Ku matikan gawai. Bergegas pulang. Dasar benalu tak tau malu, sudah jelas-jelas di usir tak mau pergi, bukannya berbuat baik, biar yang punya rumah luluh, malah nyumpahin yang punya rumah. Mereka bener-bener keterlaluan.

 

“Hay, Wi! Mau kemana? Kok buru-buru?” tanya Rama, teman sekantorku. Membuatku menoleh ke arahnya.

 

“Mau pulang, Ram.” Jawabku asal sambil terus berjalan. Tapi Rama membuntutiku.

 

“Boleh aku anter?” tanyanya tepat di hadapanku. Menghalang jalanku. Ku kerutkan kening dan kemudian tersenyum. 

 

“Kok, malah senyum-senyum?” tanya Rama lagi, bingung dengan ekspresiku.

 

“Boleh anterin aku pulang tapi dengan satu syarat!” mataku mengerling. Membuat Rama tersipu.

 

“Siap! Apa syaratnya?”

 

“Dosa besar kamu, Dewi! Berani-beraninya kamu mengusir suami dan mertuamu! Sampai nyuruh orang untuk mengawasi,” bentak Ibu ketika kaki baru saja menginjak pintu. Aku sudah terbiasa mendengar bentakan Ibu, tapi Rama tersentak. Seakan tak percaya. Ku lirik Mas Angga, mata dia berkaca. 

 

“Joko!”

 

“Iya, Mbak Dewi?”

 

“Keluarkan semua baju-baju mereka dalam lemari!” perintahku kasar. Joko hanya mengangguk dan memasuki kamar Ibu dan kamarku, yang sudah aku kasih tau, dimana letaknya lewat telpon tadi pagi.

 

“Dewi, kamu bener-bener nggak punya sopan santun!” bentak ibu lagi melotot, matanya memerah. 

 

“Dek! Kita bisa bahas ini dengan kepala dingin, jangan seperti ini!” sahut Mas Angga, pelan seakan meminta pertolongan. Tapi takku hiraukan.

 

“Kamu bisa cari cewek lain lagi, Mas! Bukannya kamu ganteng?” sindirku dengan melipat kedua tanganku di perut, sengaja menekan kata ganteng dan melirik Ibu.

 

“Kamu bakal menyesal, Dewi! Akan ibu viralkan perbuatan kamu ini! Biar tak ada laki-laki yang mau menikahi kamu!” tandas Ibu. Aku hanya menyeringai.

 

“Silahkan aku nggak takut, kita buktikan saja, siapa yang akan menyesal?” balasku dengan sedikit gaya arogan.

 

“Oya!
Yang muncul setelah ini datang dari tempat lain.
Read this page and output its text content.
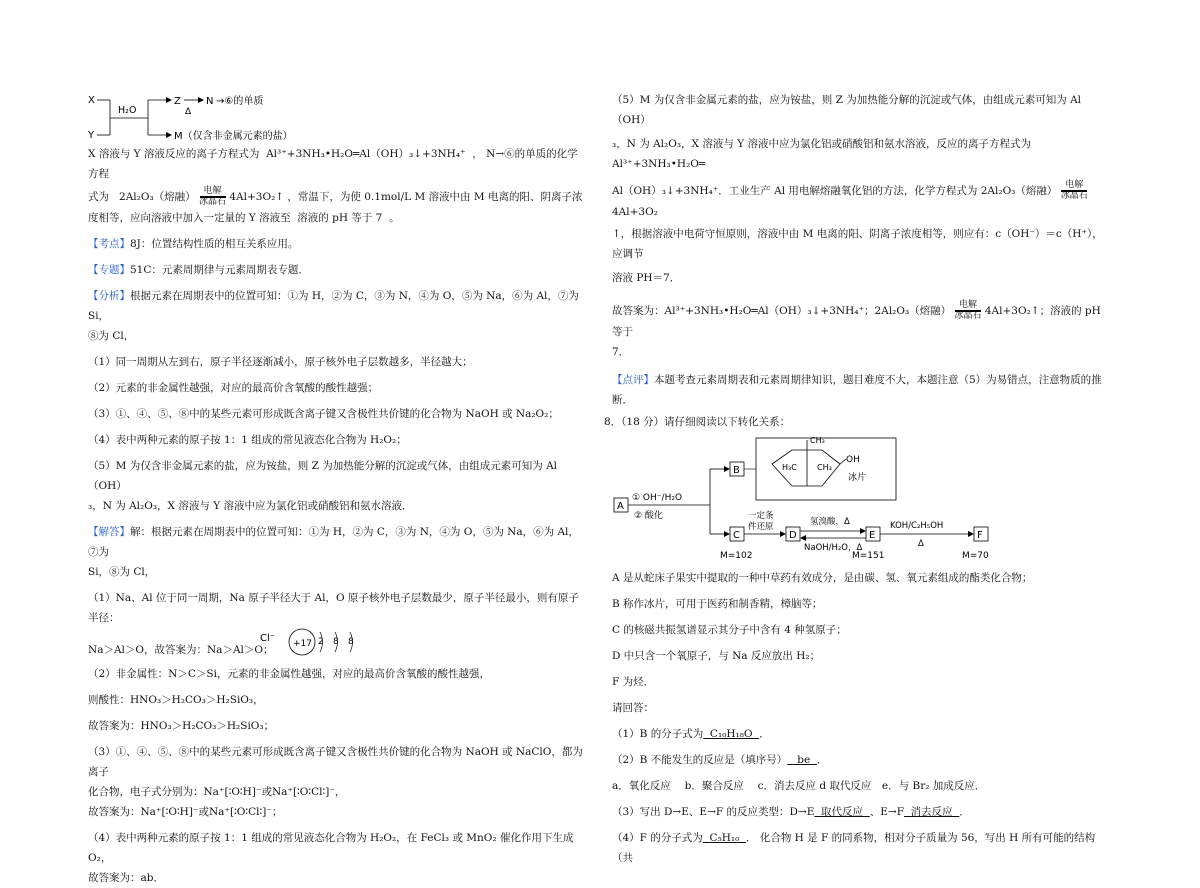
X
Y
H₂O
Z
Δ
N →⑥的单质
M（仅含非金属元素的盐）

X 溶液与 Y 溶液反应的离子方程式为  Al³⁺+3NH₃•H₂O═Al（OH）₃↓+3NH₄⁺  ， N→⑥的单质的化学方程

式为   2Al₂O₃（熔融） 电解
冰晶石 4Al+3O₂↑ ，常温下，为使 0.1mol/L M 溶液中由 M 电离的阳、阴离子浓

度相等，应向溶液中加入一定量的 Y 溶液至  溶液的 pH 等于 7  。

【考点】8J：位置结构性质的相互关系应用。

【专题】51C：元素周期律与元素周期表专题．

【分析】根据元素在周期表中的位置可知：①为 H，②为 C，③为 N，④为 O，⑤为 Na，⑥为 Al，⑦为 Si，

⑧为 Cl，

（1）同一周期从左到右，原子半径逐渐减小，原子核外电子层数越多，半径越大；

（2）元素的非金属性越强，对应的最高价含氧酸的酸性越强；

（3）①、④、⑤、⑧中的某些元素可形成既含离子键又含极性共价键的化合物为 NaOH 或 Na₂O₂；

（4）表中两种元素的原子按 1：1 组成的常见液态化合物为 H₂O₂；

（5）M 为仅含非金属元素的盐，应为铵盐，则 Z 为加热能分解的沉淀或气体，由组成元素可知为 Al（OH）

₃，N 为 Al₂O₃，X 溶液与 Y 溶液中应为氯化铝或硝酸铝和氨水溶液．

【解答】解：根据元素在周期表中的位置可知：①为 H，②为 C，③为 N，④为 O，⑤为 Na，⑥为 Al，⑦为

Si，⑧为 Cl，

（1）Na、Al 位于同一周期，Na 原子半径大于 Al，O 原子核外电子层数最少，原子半径最小，则有原子半径：

Na＞Al＞O，故答案为：Na＞Al＞O；
Cl⁻ +17 2 8 8

（2）非金属性：N＞C＞Si，元素的非金属性越强，对应的最高价含氧酸的酸性越强，

则酸性：HNO₃＞H₂CO₃＞H₂SiO₃，

故答案为：HNO₃＞H₂CO₃＞H₂SiO₃；

（3）①、④、⑤、⑧中的某些元素可形成既含离子键又含极性共价键的化合物为 NaOH 或 NaClO，都为离子

化合物，电子式分别为：Na⁺[∶O∶H]⁻或Na⁺[∶O∶Cl∶]⁻，

故答案为：Na⁺[∶O∶H]⁻或Na⁺[∶O∶Cl∶]⁻；

（4）表中两种元素的原子按 1：1 组成的常见液态化合物为 H₂O₂，在 FeCl₃ 或 MnO₂ 催化作用下生成 O₂，

故答案为：ab．

（5）M 为仅含非金属元素的盐，应为铵盐，则 Z 为加热能分解的沉淀或气体，由组成元素可知为 Al（OH）

₃，N 为 Al₂O₃，X 溶液与 Y 溶液中应为氯化铝或硝酸铝和氨水溶液，反应的离子方程式为 Al³⁺+3NH₃•H₂O═

Al（OH）₃↓+3NH₄⁺．工业生产 Al 用电解熔融氧化铝的方法，化学方程式为 2Al₂O₃（熔融） 电解
冰晶石 4Al+3O₂

↑，根据溶液中电荷守恒原则，溶液中由 M 电离的阳、阴离子浓度相等，则应有：c（OH⁻）＝c（H⁺），应调节

溶液 PH＝7．

故答案为：Al³⁺+3NH₃•H₂O═Al（OH）₃↓+3NH₄⁺；2Al₂O₃（熔融） 电解
冰晶石 4Al+3O₂↑；溶液的 pH 等于

7．

【点评】本题考查元素周期表和元素周期律知识，题目难度不大，本题注意（5）为易错点，注意物质的推断．

8．（18 分）请仔细阅读以下转化关系：

CH₃
H₃C	CH₃
OH
冰片
B
A
① OH⁻/H₂O
② 酸化
C
M=102
一定条
件还原
D
氢溴酸，Δ
NaOH/H₂O，Δ
E
M=151
KOH/C₂H₅OH
Δ
F
M=70

A 是从蛇床子果实中提取的一种中草药有效成分，是由碳、氢、氧元素组成的酯类化合物；

B 称作冰片，可用于医药和制香精，樟脑等；

C 的核磁共振氢谱显示其分子中含有 4 种氢原子；

D 中只含一个氧原子，与 Na 反应放出 H₂；

F 为烃．

请回答：

（1）B 的分子式为  C₁₀H₁₈O  ．

（2）B 不能发生的反应是（填序号）   be  ．

a．氧化反应　 b．聚合反应　 c．消去反应 d 取代反应　e．与 Br₂ 加成反应．

（3）写出 D→E、E→F 的反应类型：D→E  取代反应  、E→F  消去反应  ．

（4）F 的分子式为  C₅H₁₀  ． 化合物 H 是 F 的同系物，相对分子质量为 56，写出 H 所有可能的结构（共
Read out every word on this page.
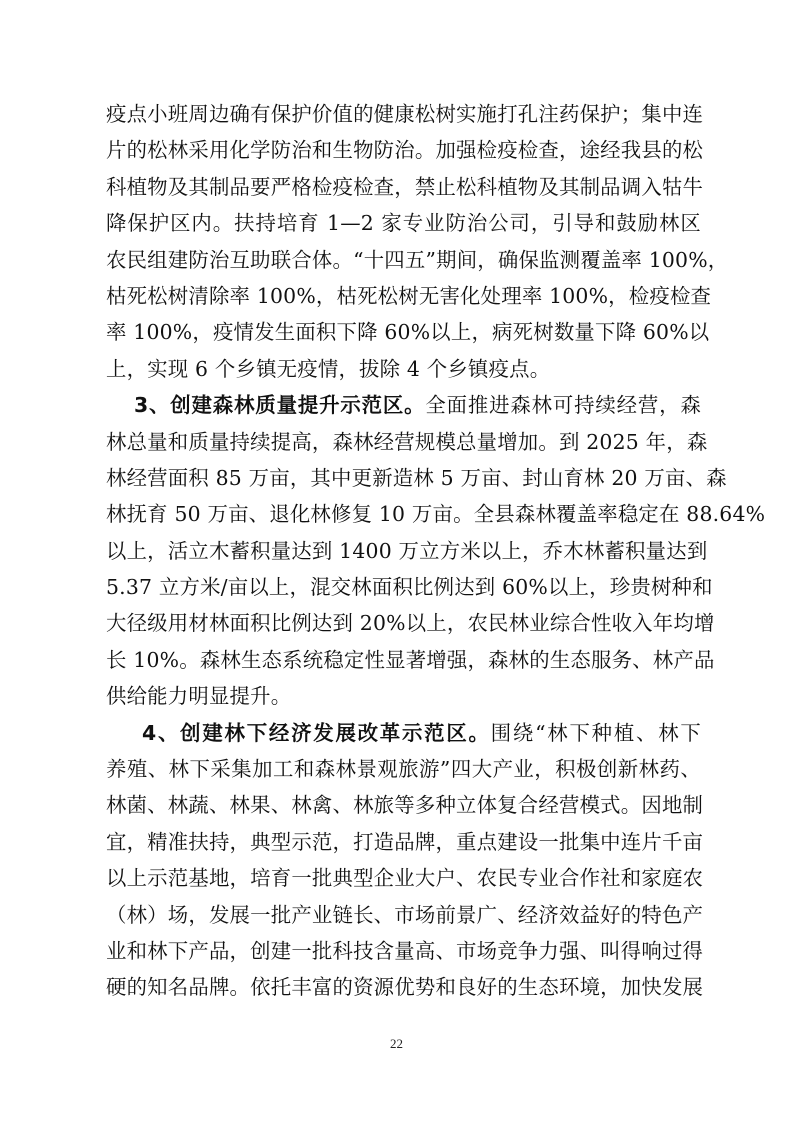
疫点小班周边确有保护价值的健康松树实施打孔注药保护；集中连
片的松林采用化学防治和生物防治。加强检疫检查，途经我县的松
科植物及其制品要严格检疫检查，禁止松科植物及其制品调入牯牛
降保护区内。扶持培育 1—2 家专业防治公司，引导和鼓励林区
农民组建防治互助联合体。“十四五”期间，确保监测覆盖率 100%，
枯死松树清除率 100%，枯死松树无害化处理率 100%，检疫检查
率 100%，疫情发生面积下降 60%以上，病死树数量下降 60%以
上，实现 6 个乡镇无疫情，拔除 4 个乡镇疫点。
3、创建森林质量提升示范区。全面推进森林可持续经营，森
林总量和质量持续提高，森林经营规模总量增加。到 2025 年，森
林经营面积 85 万亩，其中更新造林 5 万亩、封山育林 20 万亩、森
林抚育 50 万亩、退化林修复 10 万亩。全县森林覆盖率稳定在 88.64%
以上，活立木蓄积量达到 1400 万立方米以上，乔木林蓄积量达到
5.37 立方米/亩以上，混交林面积比例达到 60%以上，珍贵树种和
大径级用材林面积比例达到 20%以上，农民林业综合性收入年均增
长 10%。森林生态系统稳定性显著增强，森林的生态服务、林产品
供给能力明显提升。
4、创建林下经济发展改革示范区。围绕“林下种植、林下
养殖、林下采集加工和森林景观旅游”四大产业，积极创新林药、
林菌、林蔬、林果、林禽、林旅等多种立体复合经营模式。因地制
宜，精准扶持，典型示范，打造品牌，重点建设一批集中连片千亩
以上示范基地，培育一批典型企业大户、农民专业合作社和家庭农
（林）场，发展一批产业链长、市场前景广、经济效益好的特色产
业和林下产品，创建一批科技含量高、市场竞争力强、叫得响过得
硬的知名品牌。依托丰富的资源优势和良好的生态环境，加快发展
22
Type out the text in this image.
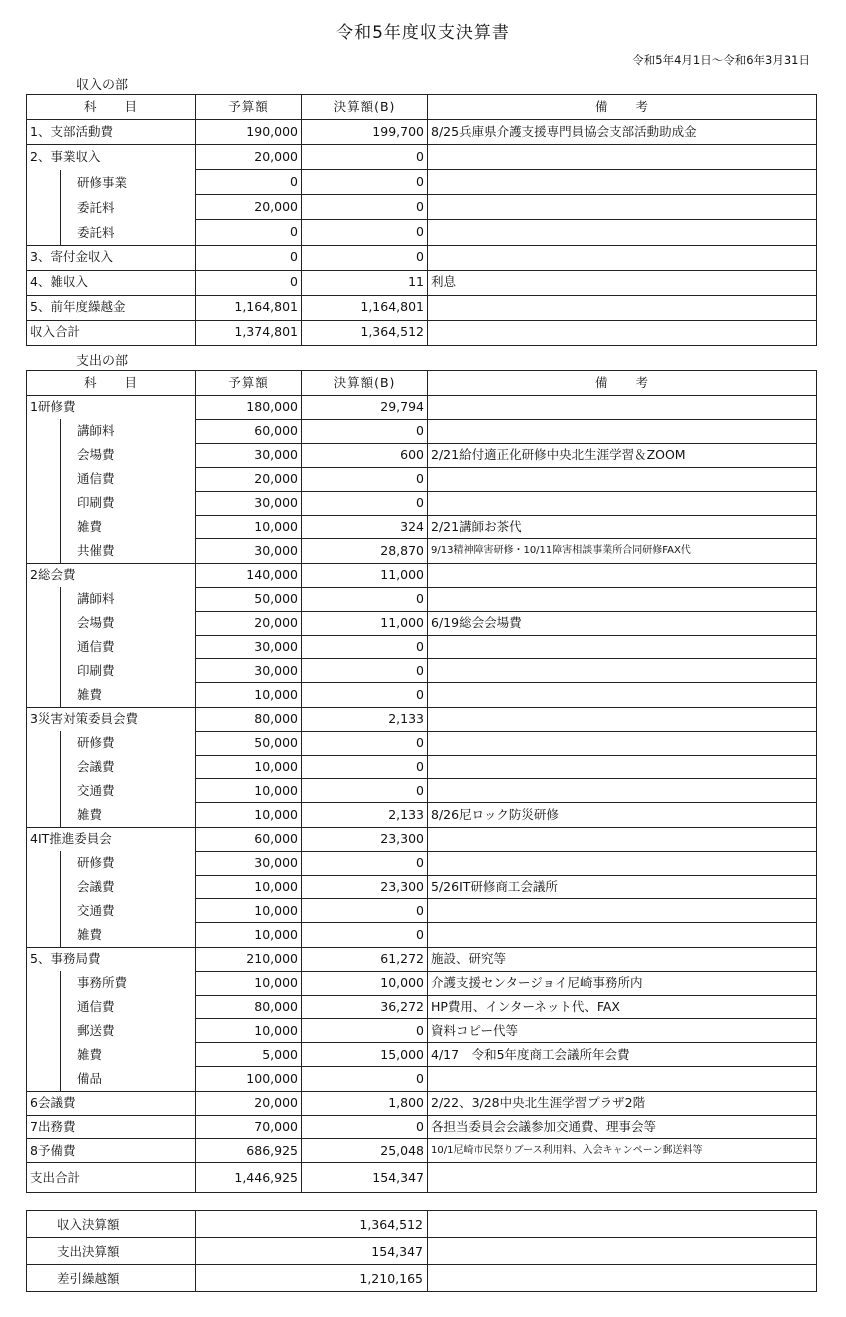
令和5年度収支決算書
令和5年4月1日～令和6年3月31日
収入の部
科　　目	予算額	決算額(B)	備　　考
1、支部活動費	190,000	199,700	8/25兵庫県介護支援専門員協会支部活動助成金
2、事業収入	20,000	0	

研修事業	0	0	

委託料	20,000	0	

委託料	0	0	
3、寄付金収入	0	0	
4、雑収入	0	11	利息
5、前年度繰越金	1,164,801	1,164,801	
収入合計	1,374,801	1,364,512	
支出の部
科　　目	予算額	決算額(B)	備　　考
1研修費	180,000	29,794	

講師料	60,000	0	

会場費	30,000	600	2/21給付適正化研修中央北生涯学習＆ZOOM

通信費	20,000	0	

印刷費	30,000	0	

雑費	10,000	324	2/21講師お茶代

共催費	30,000	28,870	9/13精神障害研修・10/11障害相談事業所合同研修FAX代
2総会費	140,000	11,000	

講師料	50,000	0	

会場費	20,000	11,000	6/19総会会場費

通信費	30,000	0	

印刷費	30,000	0	

雑費	10,000	0	
3災害対策委員会費	80,000	2,133	

研修費	50,000	0	

会議費	10,000	0	

交通費	10,000	0	

雑費	10,000	2,133	8/26尼ロック防災研修
4IT推進委員会	60,000	23,300	

研修費	30,000	0	

会議費	10,000	23,300	5/26IT研修商工会議所

交通費	10,000	0	

雑費	10,000	0	
5、事務局費	210,000	61,272	施設、研究等

事務所費	10,000	10,000	介護支援センタージョイ尼崎事務所内

通信費	80,000	36,272	HP費用、インターネット代、FAX

郵送費	10,000	0	資料コピー代等

雑費	5,000	15,000	4/17　令和5年度商工会議所年会費

備品	100,000	0	
6会議費	20,000	1,800	2/22、3/28中央北生涯学習プラザ2階
7出務費	70,000	0	各担当委員会会議参加交通費、理事会等
8予備費	686,925	25,048	10/1尼崎市民祭りブース利用料、入会キャンペーン郵送料等
支出合計	1,446,925	154,347	
収入決算額	1,364,512	
支出決算額	154,347	
差引繰越額	1,210,165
Kenalkan, ini Rama pengacara saya, yang akan segera mengurus surat perceraian kita!” celetukku. Membuat Ibu dan Mas Angga melongo. Membulatkan mata dan melebarkan bibir. Ini syarat yang aku berikan kepada Rama. Untuk mengurus gugatanku. Walau dia bukan bekerja sebagai pengacara, tapi dia sarjana hukum. Awalnya tak percaya kalau aku menggugat suamiku. Ku jelaskan semuanya di dalam mobil, ketika hendak menuju rumah.

 

“Dek! Kamu jangan bercanda tentang perceraian, ini pernikahan yang sakral!” sahut Mas Angga mulai panik. Begitu juga dengan Ibu.

 

“Sakral? Tapi kamu lalai akan tanggung jawabmu, Mas?” bentakku. Membuat wajahnya memerah. Rama hanya tersenyum getir melihat pertengkaran ini. 

 

“Mbak, baju-baju mereka di taruh mana ini?” tanya Joko menyeletuk. Yang sudah menyusun baju ibu dan Mas Angga dalam koper besar. Ibu merebut koper itu.

 

“Saya nggak akan keluar dari rumah ini!” sungut ibu, menarik kasar kopernya. Membuatku semakin geram. Joko bingung mau bagaimana. Mungkin mau di lawan juga orang tua. Serba salah dia. 

 

“Dek, aku kan tidak melakukan kesalahan yang fatal? Kecuali aku selingkuh, jadi wajar kalau kamu menggugatku, aku ini setia sama kamu!” celetuk Mas Angga membuatku cukup terkejut. Bisa-bisanya dia ngomong seperti itu? Dia tak merasa bersalah? Atau memang nggak mengerti kesalahannya? Heran.

 

“What? Kamu mikir nggak, sih, Mas? Punya otak nggak, sih, kamu?” reflek saja aku menjawab seperti itu. Ibu mendelik tidak terima. Joko terdiam, Rama tersenyum, yang aku sendiri tidak bisa membaca arti senyuman itu. Ku pijit lembut kepalaku. Terasa tak bisa berputar ini otak. Aku benar-benar tak mampu membaca jalan fikir Mas Angga dan Ibunya. Kenapa mereka tetap merasa tak bersalah?

 

“Dewi! Angga masih suamimu! Kualat kamu! Ingat Dewi kamu nggak bakal hidup bahagia!” sungut ibu dengan ekspresi mengerikan. Siap menerkam musuh. Dadaku terasa bergemuruh hebat. Orang seperti masih pantaskah di pertahankan?

 

“Ehm,” Rama berdehem, mencoba mengambil perhatian. Semua mengarah ke asal suara.

 

“Pak Angga, memang anda tidak selingkuh dan mungkin sangat setia, tapi di sini, Bu Dewi menggugat bapak, karena bapak tidak menafkahi Bu Dewi, selama satu tahun pernikahan,” ucap Rama pelan terkontrol dan berwibawa.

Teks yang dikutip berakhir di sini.